Plenty of young people agree with him, because this isn't a generational issue, it's a class one.

[–] CannedCairn@lemmy.world 14 points 4 months ago

Let's stop calling balancing a budget with addition and subtraction a guru

[–] Vertelleus@sh.itjust.works 7 points 4 months ago (1 children)

What the hell happened to this guy? A decade ago he was actually trying to help people.

[–] pwnicholson@lemmy.world 22 points 4 months ago (2 children)

He was always a grifter. When I was in college in the late 90s he had a financial responsibility program for college students to help them learn how to get out from college debt they were in the process of racking up.
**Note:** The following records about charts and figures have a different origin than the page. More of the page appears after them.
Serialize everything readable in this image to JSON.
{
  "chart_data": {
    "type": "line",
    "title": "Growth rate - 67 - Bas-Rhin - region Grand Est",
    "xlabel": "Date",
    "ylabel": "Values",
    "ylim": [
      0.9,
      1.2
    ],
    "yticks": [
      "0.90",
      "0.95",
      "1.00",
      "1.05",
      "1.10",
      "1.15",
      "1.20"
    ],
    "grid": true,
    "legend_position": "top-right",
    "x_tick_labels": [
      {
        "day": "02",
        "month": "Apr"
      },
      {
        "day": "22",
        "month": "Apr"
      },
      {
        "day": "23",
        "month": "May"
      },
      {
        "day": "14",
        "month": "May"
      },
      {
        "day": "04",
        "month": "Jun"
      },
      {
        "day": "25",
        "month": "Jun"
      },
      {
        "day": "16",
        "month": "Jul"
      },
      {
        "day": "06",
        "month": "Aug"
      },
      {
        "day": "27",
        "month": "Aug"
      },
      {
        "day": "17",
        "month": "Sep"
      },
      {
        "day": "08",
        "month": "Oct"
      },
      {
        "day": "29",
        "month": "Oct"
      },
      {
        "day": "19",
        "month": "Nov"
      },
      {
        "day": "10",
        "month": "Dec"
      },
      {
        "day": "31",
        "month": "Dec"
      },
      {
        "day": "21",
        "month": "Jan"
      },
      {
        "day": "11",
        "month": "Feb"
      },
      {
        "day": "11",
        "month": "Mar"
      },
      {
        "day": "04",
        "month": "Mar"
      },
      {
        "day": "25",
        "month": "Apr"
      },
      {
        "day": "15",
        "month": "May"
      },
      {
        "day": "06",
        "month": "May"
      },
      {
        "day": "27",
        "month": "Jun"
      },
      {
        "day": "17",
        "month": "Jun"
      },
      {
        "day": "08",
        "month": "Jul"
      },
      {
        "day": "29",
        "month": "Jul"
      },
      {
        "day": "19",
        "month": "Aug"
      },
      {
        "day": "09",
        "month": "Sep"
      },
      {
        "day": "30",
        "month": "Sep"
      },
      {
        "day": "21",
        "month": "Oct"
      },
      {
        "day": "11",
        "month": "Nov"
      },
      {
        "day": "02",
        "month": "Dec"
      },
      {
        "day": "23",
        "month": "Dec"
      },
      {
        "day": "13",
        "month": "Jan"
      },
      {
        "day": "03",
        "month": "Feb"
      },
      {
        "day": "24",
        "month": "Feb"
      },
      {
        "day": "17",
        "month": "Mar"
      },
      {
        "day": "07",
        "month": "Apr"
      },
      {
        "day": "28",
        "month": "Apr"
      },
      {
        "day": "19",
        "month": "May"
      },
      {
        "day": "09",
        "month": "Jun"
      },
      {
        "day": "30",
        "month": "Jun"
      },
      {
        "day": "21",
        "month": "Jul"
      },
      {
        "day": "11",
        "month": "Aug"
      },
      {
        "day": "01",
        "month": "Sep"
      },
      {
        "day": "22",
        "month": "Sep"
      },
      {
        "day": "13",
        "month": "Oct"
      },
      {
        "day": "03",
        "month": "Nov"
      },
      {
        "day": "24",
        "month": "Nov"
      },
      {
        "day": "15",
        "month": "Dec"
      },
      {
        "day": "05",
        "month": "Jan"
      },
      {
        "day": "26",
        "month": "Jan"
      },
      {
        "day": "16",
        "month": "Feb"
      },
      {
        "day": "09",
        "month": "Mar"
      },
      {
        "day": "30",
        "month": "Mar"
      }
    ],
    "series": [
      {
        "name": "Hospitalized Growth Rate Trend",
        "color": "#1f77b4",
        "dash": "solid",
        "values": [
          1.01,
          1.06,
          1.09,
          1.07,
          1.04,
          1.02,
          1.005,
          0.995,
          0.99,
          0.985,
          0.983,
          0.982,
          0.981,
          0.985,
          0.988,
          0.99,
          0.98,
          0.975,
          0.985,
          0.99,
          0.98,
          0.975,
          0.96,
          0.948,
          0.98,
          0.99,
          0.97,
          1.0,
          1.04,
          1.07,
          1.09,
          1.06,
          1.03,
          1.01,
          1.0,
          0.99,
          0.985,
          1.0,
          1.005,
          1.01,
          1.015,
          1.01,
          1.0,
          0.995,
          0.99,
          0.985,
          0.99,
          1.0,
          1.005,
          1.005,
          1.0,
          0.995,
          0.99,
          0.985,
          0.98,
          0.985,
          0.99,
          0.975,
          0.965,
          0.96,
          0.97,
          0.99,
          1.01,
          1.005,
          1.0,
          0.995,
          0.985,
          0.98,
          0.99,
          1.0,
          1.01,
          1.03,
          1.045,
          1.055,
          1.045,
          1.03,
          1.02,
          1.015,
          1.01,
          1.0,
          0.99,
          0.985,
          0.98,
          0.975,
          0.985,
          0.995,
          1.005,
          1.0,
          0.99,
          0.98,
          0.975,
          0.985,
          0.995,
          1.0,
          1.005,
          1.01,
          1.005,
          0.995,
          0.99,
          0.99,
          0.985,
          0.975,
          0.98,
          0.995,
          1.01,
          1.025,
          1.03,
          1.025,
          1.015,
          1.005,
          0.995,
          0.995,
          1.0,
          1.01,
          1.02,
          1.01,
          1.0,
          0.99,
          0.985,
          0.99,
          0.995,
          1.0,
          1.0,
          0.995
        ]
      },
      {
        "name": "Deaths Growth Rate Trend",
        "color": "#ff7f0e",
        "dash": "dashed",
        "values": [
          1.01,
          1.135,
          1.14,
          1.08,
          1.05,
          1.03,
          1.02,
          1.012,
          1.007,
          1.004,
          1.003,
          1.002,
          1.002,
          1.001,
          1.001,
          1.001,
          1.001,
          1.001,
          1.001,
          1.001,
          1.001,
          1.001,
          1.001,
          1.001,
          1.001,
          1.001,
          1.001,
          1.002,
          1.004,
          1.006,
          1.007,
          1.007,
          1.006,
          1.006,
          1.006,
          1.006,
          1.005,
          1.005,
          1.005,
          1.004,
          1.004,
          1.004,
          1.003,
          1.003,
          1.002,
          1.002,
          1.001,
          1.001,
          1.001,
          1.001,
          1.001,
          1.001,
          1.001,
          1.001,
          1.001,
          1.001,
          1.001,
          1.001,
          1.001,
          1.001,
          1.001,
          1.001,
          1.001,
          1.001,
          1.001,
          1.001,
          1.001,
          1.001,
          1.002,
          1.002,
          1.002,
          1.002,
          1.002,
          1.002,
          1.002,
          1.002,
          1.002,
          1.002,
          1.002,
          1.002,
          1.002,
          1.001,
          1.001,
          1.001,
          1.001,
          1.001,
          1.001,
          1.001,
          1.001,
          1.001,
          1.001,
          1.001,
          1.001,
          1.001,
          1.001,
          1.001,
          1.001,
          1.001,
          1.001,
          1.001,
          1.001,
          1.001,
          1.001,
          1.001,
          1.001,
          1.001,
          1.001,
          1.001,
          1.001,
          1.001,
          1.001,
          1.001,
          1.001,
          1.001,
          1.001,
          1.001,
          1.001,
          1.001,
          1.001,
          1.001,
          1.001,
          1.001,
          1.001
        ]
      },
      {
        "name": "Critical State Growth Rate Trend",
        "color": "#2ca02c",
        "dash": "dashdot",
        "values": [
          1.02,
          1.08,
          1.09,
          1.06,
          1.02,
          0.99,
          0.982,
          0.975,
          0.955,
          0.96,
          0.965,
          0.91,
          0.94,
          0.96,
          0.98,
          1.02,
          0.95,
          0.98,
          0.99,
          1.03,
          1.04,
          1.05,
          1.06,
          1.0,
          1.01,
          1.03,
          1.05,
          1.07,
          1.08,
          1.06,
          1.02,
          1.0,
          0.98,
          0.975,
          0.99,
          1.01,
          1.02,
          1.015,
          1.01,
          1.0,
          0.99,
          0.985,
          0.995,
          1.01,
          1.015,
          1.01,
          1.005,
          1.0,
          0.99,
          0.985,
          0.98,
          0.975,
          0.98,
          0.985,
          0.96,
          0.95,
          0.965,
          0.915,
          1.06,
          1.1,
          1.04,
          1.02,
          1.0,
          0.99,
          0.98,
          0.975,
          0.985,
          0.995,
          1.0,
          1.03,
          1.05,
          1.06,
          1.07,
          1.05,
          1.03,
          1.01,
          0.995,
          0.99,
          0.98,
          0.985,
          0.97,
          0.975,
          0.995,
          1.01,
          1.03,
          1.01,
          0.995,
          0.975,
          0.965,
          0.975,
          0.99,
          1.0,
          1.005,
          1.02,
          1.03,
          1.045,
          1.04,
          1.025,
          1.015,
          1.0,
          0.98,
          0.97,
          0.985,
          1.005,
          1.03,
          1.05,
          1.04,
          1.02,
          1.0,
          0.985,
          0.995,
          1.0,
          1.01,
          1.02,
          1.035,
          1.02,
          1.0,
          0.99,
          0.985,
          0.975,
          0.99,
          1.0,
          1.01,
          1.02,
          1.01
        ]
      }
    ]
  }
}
It was something like $40-50 a session for a 6-8 week course. That would be roughly $75-90 today.

I watched way too many of my friends give away money to that guy.

My personal favorite was the fact my stuoid fucking high school trusted his shitty content for a personal finance class. Tmk its still in use there

[–] Vertelleus@sh.itjust.works 2 points 4 months ago

In the 2010's we got the videos for free in the military, too many 18 year old privates spending all their paychecks on Mustangs by taking out payday loans or stupidly high interest loans to get them.

[–] FlightyPenguin@lemmy.world 6 points 4 months ago

Even Friedrich Hayek advocated for UBI in The Road to Serfdom.

[–] uriel238@lemmy.blahaj.zone 4 points 4 months ago* (last edited 4 months ago)

So when I criticize Trump and MAGAs respond ORANGE MAN BAD they're asserting I have a bias so its not enough to just dislike Trump. I have to point out his behaviors, his characteristics, his policy decisions that drive my revulsion and public revulsion.

So when an alleged economics expert like Dave Ramsey says bearded man bad he needs to elaborate what specific notion of beard he doesn't like, or why he's wary of it. Otherwise we can just assume he's being partisan like a belligerent Dodgers fan.